# multi touch issue on n7.



## droidrage729 (Jun 17, 2011)

while browsing the internet on chrome yesterday i noticed that while trying to scroll the screen would just stop and id have to continuously swipe to scroll and it would still scroll a little bit as if it was really laggy. and thats what i took it as lag. i just saw a video on a site that is reporting a multi touch issue. they report it as when playing games the multitouch on one side of the screen stops responding to touch. they used a multi touch app and indeed it was not responding to touch on that side. same isue i have although i dont play games on my n7 so i dont think thats a specific issue i think its a multi touch issue. anyway is this something that could be fized with software updates or should i take the safe route and request a new unit?


----------



## nhat (Aug 21, 2011)

Is your screen loose?


----------



## fac7orx (May 24, 2012)

I have noticed the same thing when browsing and scrolling as well. I don't think my screen is loose either as I don't see any visible lifts anywhere and it feels solid around the edges.


----------



## droidrage729 (Jun 17, 2011)

No my screen isn't loose at. Kinda weird its intermittent I don't want to be paranoid but I don't want to wait too long and have Google tell me its too late to exchange. Its been fine today with stock jb browser.

Sent from my Nexus 7 using Tapatalk 2


----------



## altimax98 (Jul 14, 2011)

I had a similar issues by with Nova Launcher. It wouldn't accept select and drag on the desktop, if I held it would immediately go to the option of remove or edit. But no testing found a second tap on the screen. So I took out apart and found some real loose screws although I didn't have a bad screen raise on the edge. (It was more than acceptable) but it worked like a charm.. use a guitar pick to pry the back off.. real easy and a quick fix in most cases... horrible build quality from ASUS though


----------



## droidrage729 (Jun 17, 2011)

altimax98 said:


> I had a similar issues by with Nova Launcher. It wouldn't accept select and drag on the desktop, if I held it would immediately go to the option of remove or edit. But no testing found a second tap on the screen. So I took out apart and found some real loose screws although I didn't have a bad screen raise on the edge. (It was more than acceptable) but it worked like a charm.. use a guitar pick to pry the back off.. real easy and a quick fix in most cases... horrible build quality from ASUS though


that's cool the fix worked. I wouldn't even try that mostly out of principal. I shouldn't have to do anything myself on a brand new tablet. I understand its a budget tab but if you couldn't get it together literally they shouldn't have sold it.
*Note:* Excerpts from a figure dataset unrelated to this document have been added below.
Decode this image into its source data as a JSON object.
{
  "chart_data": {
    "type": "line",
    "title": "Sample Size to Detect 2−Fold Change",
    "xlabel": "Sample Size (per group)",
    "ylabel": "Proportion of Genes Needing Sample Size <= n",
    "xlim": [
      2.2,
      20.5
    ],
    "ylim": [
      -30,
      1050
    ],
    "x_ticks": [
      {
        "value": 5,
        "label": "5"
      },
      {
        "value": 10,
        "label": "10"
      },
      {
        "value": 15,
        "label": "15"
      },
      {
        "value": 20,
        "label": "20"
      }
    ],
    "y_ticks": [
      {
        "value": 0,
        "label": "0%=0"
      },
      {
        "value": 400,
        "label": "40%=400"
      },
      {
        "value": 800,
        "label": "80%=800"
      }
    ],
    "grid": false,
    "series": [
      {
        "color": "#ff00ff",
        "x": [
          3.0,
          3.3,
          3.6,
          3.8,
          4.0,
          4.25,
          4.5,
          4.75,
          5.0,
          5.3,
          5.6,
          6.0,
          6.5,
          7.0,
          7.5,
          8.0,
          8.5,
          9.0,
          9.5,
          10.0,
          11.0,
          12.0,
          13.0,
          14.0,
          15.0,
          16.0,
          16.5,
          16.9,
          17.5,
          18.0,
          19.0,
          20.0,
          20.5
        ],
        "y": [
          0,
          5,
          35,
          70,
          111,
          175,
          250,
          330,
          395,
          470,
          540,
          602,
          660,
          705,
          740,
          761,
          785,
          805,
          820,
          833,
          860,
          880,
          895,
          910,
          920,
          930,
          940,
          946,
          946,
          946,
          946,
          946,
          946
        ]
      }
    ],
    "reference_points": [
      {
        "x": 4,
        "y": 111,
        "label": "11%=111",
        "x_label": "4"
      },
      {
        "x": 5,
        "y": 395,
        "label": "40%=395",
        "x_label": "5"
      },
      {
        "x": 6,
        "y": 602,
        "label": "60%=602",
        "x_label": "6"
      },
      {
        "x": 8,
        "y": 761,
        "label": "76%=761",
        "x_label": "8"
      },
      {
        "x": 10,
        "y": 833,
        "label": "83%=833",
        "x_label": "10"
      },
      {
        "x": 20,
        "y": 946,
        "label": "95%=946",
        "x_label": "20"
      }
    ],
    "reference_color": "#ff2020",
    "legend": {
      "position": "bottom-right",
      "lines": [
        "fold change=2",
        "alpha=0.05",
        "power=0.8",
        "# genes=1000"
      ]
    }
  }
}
Sent from my Nexus 7 using Tapatalk 2


----------



## altimax98 (Jul 14, 2011)

droidrage729 said:


> that's cool the fix worked. I wouldn't even try that mostly out of principal. I shouldn't have to do anything myself on a brand new tablet. I understand its a budget tab but if you couldn't get it together literally they shouldn't have sold it.
> 
> Sent from my Nexus 7 using Tapatalk 2


I agree but after prior bad experiences with RMA I don't want to be bothered. To me light bleed is the #1 thing on my list of returnable reasons. My screen has no light bleed issues to speak of and the color is good for LCD. (I'm spoiled by my Galaxy Nexus) I've also got no other issues either. To me it took all of about 5 minutes and I was done


----------